KOSMOS-E

Learning to Follow Instruction
for Robotic Grasping

Zhi Wang^{* 1,2}, Xun Wu^{* 1,2}, Shaohan Huang¹,
Li Dong¹, Wenhui Wang¹, Shuming Ma¹, Furu We¹,

¹Microsoft Research, ²Tsinghua University

IEEE International Conference on Intelligent Robots and System (IROS), 2024.

Paper

arXiv

Video Code

Paper ArXiv Summary Github Video

Overview

Tuning on instruction-following data has been shown to enhance the capabilities and controllability of language models, but the idea is less explored in the robotic field. In this work, we introduce KOSMOS-E, a Multimodal Large Language Model (MLLM) that leverages instruction-following robotic grasping data to enhance capabilities for precise and intricate robotic grasping maneuvers. To achieve this, we craft a large-scale instruction-following robotic grasping dataset, termed INSTRUCT-GRASP, primarily comprising two aspects: (i) grasp a single object following varying levels of granularity descriptions, e.g., different angles and aspects, and (ii) grasp a specific object within a multi-object environment following specific attributes, e.g., color and shape. Extensive experiments show the effectiveness of KOSMOS-E on robotic grasping tasks across a variety of environments.

Method

KOSMOS-E is a multimodal large language model that has new capabilities of robotic grasping, which can understand multimodal input and follow different instructions to generate a numerical grasp pose prediction (grasp center point [x, y] and rotation angle θ), guiding the robot to accurately grasp in both single object and multi-object scenes.

Dataset: INSTRUCT-GRASP

We create INSTRUCT-GRASP dataset based on Cornell Grasping Dataset. It includes three components: Non, Single and Multi with 8 kinds of intructions. It has 1.8 million grasping samples, with 250k unique language-image non-instruction samples and 1.56 million instruction-following samples. Among these instruction-following samples, 654k pertain to the single-object scene, while the remaining 654k relate to the multi-object scene.

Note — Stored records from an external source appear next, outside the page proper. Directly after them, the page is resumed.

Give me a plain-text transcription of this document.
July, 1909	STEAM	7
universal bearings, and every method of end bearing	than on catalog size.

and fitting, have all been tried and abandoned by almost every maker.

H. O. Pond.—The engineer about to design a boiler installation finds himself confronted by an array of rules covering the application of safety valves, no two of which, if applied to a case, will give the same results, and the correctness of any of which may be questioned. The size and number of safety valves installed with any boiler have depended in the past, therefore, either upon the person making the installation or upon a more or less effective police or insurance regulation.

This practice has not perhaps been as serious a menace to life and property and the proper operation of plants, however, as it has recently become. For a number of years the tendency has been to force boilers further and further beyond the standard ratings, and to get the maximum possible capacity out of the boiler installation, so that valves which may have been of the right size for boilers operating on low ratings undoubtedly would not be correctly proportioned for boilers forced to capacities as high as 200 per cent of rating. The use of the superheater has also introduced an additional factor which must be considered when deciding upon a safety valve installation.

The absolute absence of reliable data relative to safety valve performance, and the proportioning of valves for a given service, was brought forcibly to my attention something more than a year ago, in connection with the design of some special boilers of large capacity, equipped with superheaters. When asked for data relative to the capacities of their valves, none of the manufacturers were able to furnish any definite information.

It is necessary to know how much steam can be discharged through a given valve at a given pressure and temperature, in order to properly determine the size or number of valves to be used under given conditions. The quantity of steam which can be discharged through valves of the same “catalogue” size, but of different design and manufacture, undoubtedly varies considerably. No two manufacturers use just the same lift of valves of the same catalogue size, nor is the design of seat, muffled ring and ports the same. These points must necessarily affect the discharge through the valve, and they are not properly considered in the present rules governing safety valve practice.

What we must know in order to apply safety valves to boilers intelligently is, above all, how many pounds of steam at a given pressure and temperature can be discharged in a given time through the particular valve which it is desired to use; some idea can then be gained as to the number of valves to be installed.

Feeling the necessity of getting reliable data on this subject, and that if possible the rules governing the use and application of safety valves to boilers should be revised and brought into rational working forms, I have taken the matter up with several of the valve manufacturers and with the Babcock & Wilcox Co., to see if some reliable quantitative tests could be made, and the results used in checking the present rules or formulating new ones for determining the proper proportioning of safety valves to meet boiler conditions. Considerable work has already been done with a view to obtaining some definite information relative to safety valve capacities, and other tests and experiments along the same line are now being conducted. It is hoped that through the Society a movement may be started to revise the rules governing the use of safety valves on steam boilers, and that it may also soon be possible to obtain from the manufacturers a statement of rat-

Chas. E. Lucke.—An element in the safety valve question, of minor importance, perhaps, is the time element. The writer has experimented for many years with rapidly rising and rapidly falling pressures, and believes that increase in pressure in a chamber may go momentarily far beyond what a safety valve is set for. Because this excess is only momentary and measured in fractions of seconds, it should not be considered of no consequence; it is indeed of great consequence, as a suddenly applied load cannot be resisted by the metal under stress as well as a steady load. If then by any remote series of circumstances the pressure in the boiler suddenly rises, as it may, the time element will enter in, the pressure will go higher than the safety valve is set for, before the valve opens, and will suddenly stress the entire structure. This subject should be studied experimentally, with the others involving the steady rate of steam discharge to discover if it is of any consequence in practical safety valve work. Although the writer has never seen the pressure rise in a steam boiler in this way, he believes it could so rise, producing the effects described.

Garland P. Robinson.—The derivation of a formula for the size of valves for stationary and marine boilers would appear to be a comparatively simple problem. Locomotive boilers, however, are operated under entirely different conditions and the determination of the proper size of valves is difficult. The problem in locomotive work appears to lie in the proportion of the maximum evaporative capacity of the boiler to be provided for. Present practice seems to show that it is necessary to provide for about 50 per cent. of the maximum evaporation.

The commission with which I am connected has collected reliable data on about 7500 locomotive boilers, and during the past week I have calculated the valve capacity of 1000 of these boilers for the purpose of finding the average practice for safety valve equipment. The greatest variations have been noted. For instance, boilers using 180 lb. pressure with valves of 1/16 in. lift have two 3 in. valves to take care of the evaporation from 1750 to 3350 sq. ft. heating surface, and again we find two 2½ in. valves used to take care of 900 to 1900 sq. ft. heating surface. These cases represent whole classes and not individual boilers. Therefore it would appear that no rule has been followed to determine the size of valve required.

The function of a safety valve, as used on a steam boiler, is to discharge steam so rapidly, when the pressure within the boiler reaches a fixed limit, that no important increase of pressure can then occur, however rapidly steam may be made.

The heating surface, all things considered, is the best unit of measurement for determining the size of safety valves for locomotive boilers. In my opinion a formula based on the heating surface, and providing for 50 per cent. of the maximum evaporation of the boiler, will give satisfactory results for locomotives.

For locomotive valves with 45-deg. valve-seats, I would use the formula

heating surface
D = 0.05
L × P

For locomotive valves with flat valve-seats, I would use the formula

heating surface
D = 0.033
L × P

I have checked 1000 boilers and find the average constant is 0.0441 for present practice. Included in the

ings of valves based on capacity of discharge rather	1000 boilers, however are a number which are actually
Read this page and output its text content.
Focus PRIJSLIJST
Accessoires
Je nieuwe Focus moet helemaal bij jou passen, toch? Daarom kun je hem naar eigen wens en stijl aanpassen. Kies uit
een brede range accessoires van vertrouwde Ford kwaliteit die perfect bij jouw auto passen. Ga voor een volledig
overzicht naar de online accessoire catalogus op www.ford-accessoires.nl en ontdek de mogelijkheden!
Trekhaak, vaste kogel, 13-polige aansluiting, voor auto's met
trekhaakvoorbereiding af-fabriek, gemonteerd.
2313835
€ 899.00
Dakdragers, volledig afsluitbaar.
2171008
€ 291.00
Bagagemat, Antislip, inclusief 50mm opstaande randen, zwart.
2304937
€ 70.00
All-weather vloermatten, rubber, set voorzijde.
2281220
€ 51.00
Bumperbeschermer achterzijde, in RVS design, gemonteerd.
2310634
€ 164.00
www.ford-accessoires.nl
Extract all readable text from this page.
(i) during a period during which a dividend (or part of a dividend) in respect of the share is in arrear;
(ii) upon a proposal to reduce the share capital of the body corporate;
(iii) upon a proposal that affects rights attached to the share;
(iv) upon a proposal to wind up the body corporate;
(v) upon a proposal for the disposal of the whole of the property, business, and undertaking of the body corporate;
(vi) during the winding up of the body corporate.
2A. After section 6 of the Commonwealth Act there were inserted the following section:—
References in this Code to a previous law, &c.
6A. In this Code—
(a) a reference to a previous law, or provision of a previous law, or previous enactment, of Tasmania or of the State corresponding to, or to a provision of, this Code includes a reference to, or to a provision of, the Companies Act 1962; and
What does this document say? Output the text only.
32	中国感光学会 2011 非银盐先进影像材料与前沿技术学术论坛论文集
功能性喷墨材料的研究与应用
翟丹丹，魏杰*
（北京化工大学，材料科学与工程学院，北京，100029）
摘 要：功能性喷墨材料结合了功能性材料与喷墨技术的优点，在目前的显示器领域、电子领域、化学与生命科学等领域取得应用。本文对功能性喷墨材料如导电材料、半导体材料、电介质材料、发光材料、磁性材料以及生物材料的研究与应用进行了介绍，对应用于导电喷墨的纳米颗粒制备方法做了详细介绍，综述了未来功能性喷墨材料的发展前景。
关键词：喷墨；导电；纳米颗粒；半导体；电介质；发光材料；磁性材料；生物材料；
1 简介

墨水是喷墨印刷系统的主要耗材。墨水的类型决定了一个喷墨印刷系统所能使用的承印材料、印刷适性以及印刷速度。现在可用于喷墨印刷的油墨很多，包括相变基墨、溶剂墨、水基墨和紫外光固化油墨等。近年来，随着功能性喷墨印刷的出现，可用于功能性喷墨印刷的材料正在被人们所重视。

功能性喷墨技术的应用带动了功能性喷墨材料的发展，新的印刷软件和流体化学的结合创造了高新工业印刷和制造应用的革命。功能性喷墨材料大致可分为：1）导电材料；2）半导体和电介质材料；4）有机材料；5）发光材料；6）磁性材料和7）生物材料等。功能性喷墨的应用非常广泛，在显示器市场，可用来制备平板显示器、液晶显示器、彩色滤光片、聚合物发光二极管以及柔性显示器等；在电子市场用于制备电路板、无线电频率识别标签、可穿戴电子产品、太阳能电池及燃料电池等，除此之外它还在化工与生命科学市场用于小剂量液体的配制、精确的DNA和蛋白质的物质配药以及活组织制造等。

- Purpose: Existing datasets don't have instructions, they only focus on visual info.
- Total Size: Non-Instruction: 250k; Instruction-Following: 1.56M (654k for single-object, 654k for multi-object)
- Variety: Name, Shape, Color, Purpose, Position, Angle, Part, Strategy

Architecture

KOSMOS-E's architecture.

Evaluation Results

1. Non-Instruction Grasping

We follow a cross-validation setup as in previous works and partition the datasets into 5 folds

Method	Modality	IW	OW
GR-ConvNet	RGBD	97.70	96.60
GG-CNN2	RGBD	84	82
RT-Grasp(Numbers Only)	RGB+text	58.44±6.04	50.31±14.34
RT-Grasp(With Prompts)	RGB+text	69.15±11.00	67.44±9.99
KOSMOS-E	RGB+text	85.19±0.27	72.63±4.91

2. Instruction-following Grasping

Our model was trained using a combination of non-instruction and instruction-following datasets. In contrast, four other baselines were each trained on a distinct dataset: non-instruction, single-object, multi-object, and a combination of single-object and multi-object datasets. We adopted image-wise grasp accuracy as our primary evaluation metric.

Model	Single Object		Multi Object
Model	angle	part	name	color	shape	purpose	position	strategy
KOSMOS-E	77.98	82.35	31.43	29.56	29.49	27.93	30.44	36.16
Non	79.16	76.80	0.42	4.80	1.48	0.42	7.34	2.47
Single	78.27	80.28	0.49	0.35	0.35	0.46	0.35	0.85
Multi	7.49	8.20	25.99	25.32	24.82	23.87	25.14	27.22
Single+Multi	78.02	80.92	30.23	30.12	28.46	27.23	29.69	33.58